Striking Molepolole College of Education (MCE) students were yesterday ordered to pack and go by the Ministry of Education and Skills Training.
The ministry ordered closure of the school following a week long class boycott by the students.
Yesterday, the students were given an ultimatum to leave school premises by 2.00 pm. By late afternoon some of the students were still stranded outside the college premises with their luggage in chilling weather.
The secretary-general of the Students Representative Council (SRC), Ompatile Emmanuel, said they held a meeting with Minister of Education and Skills Training, Jacob Nkate, last week to raise their grievances. Some of their grievances were about shortage of water and power blackouts at the college.
The minister suggested that a task force composed of student representatives and officials of the ministry should be formed. Emmanuel said the task force met on Friday. On Friday, the ministry ordered that they should resume classes by Monday morning. "We communicated this message to the students," he said.
But he said they decided to ignore the directive because they have appealed to President Ian Khama.
The SRC President met with Khama on Friday. However, yesterday the ministry declared the college closed. The SRC was issued with a letter. The SRC official, said he did not know when the institute would be re-opened.
Emmanuel said they have been complaining about shortage of water and the power cuts for a long time. He said some dormitories sometimes had no power at all. Even the geysers, he said, were not functioning forcing the students to bath with cold water.
The SRC official said wateris delivered by bowsers to the school, adding that in some cases the supply was not enough for the school community. He said the water was rusty.
Emmanuel said a system for their examinations, the continuous assessment mark has not be pronounced.
He said they have also not been utilising the college hall since they were told that the previous SRCs owed money for rent.
The SRC official said the school administration never consulted the SRC about developments in the college. He said they were never informed about certain decisions like when the meals scale was reduced.
He added that the management has always promised to attend to their grievances but this has never been fulfilled.
Emmanuel said they wanted a conducive environment for learning. "In order to go to class, you ought to have bathed first and had a good meal. This is why we are failing to attend classes".
Emmanuel said last year, students boycotted classes due to similar concerns. He said they were addressed by the MP for the area, Daniel Kwelagobe who promised to address their plight.
A third year student, Sarah Molefe who was found outside the college premises, said she does not regret their decision to boycott since they were having a hard time. She said the decision to boycott classes was unanimous.
She added that they were expected to attend classes but there was no hot water. "In the evening, power was cut off. We have been using cold water. She contended that the environment was not conducive for learning.
But her only concern is that they were given short notice to vacate the school premises. Molefe, who originates from Francistown, said they do not have transport fares to go to their places. "I have a problem, this is why I am standing outside the gate with my bags," she said.
She said they heard about the announcement to close the school over Radio Botswana news bulletin.

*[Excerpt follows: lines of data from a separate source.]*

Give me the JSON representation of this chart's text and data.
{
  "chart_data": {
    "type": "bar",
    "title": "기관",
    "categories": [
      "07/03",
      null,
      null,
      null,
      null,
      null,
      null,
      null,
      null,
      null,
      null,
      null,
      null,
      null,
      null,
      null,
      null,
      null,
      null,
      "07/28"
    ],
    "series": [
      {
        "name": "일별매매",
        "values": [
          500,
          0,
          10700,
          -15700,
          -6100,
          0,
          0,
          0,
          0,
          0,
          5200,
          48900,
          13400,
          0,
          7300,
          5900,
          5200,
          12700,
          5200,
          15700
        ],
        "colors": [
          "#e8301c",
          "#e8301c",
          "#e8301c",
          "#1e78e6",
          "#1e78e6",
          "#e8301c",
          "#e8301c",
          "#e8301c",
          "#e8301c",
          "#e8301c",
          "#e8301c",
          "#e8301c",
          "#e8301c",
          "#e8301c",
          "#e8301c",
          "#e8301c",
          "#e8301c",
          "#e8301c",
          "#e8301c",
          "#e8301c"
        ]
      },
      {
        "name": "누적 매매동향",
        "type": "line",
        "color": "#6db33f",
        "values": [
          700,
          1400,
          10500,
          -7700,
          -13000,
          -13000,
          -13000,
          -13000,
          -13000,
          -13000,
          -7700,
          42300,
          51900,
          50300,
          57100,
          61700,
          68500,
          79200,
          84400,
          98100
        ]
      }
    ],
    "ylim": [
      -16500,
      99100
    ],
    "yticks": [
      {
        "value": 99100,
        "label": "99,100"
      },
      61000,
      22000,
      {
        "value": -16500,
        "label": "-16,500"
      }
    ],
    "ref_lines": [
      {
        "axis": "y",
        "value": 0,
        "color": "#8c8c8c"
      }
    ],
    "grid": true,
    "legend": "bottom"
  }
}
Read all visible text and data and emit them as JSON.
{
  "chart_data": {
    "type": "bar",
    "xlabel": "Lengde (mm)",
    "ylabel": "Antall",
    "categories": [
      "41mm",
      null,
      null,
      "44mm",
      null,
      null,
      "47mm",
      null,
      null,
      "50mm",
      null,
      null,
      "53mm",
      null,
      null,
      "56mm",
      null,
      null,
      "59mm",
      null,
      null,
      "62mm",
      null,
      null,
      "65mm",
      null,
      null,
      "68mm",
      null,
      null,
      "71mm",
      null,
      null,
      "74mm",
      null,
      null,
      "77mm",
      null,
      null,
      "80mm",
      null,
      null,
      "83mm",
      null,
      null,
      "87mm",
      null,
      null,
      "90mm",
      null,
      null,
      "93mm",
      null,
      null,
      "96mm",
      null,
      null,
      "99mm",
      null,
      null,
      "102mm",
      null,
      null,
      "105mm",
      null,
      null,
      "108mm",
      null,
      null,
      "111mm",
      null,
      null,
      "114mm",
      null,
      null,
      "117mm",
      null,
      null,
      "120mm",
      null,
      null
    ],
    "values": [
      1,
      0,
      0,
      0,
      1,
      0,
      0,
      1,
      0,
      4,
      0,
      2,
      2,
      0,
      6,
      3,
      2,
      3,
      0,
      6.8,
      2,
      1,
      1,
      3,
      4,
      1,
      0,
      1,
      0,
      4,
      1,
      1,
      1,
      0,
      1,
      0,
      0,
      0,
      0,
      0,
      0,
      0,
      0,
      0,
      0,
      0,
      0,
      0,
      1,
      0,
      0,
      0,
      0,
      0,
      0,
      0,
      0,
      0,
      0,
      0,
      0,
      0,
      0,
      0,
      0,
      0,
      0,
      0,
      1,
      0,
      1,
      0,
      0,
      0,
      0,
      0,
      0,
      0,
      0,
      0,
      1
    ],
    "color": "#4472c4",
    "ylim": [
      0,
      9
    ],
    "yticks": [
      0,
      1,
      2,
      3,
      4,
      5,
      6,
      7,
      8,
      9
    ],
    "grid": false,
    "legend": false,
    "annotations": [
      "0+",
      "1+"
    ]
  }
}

In the afternoon, the principal of the college was in a meeting with employees of the Department of Building and Engineering Services (DEBS) while the officials of the ministry were not available for comment.
But one of the employees of the college said the students had it coming. She said last week the students returned a truck which had come to deliver water at the gate. She added that they also blocked another vehicle which was to deliver food.
Meanwhile, speaking at the University of Botswana (UB) Foundation, annual dinner dance on Saturday, President Khama expressed concern about the level of indiscipline in institutions of learning.
He said indiscipline manifests itself in strikes, damage to property, alcohol and drug abuse, teenage pregnancies and bullying of other students.
He said students at all educational levels must know and appreciate that it is during their formative days at school that they need to start behaving well.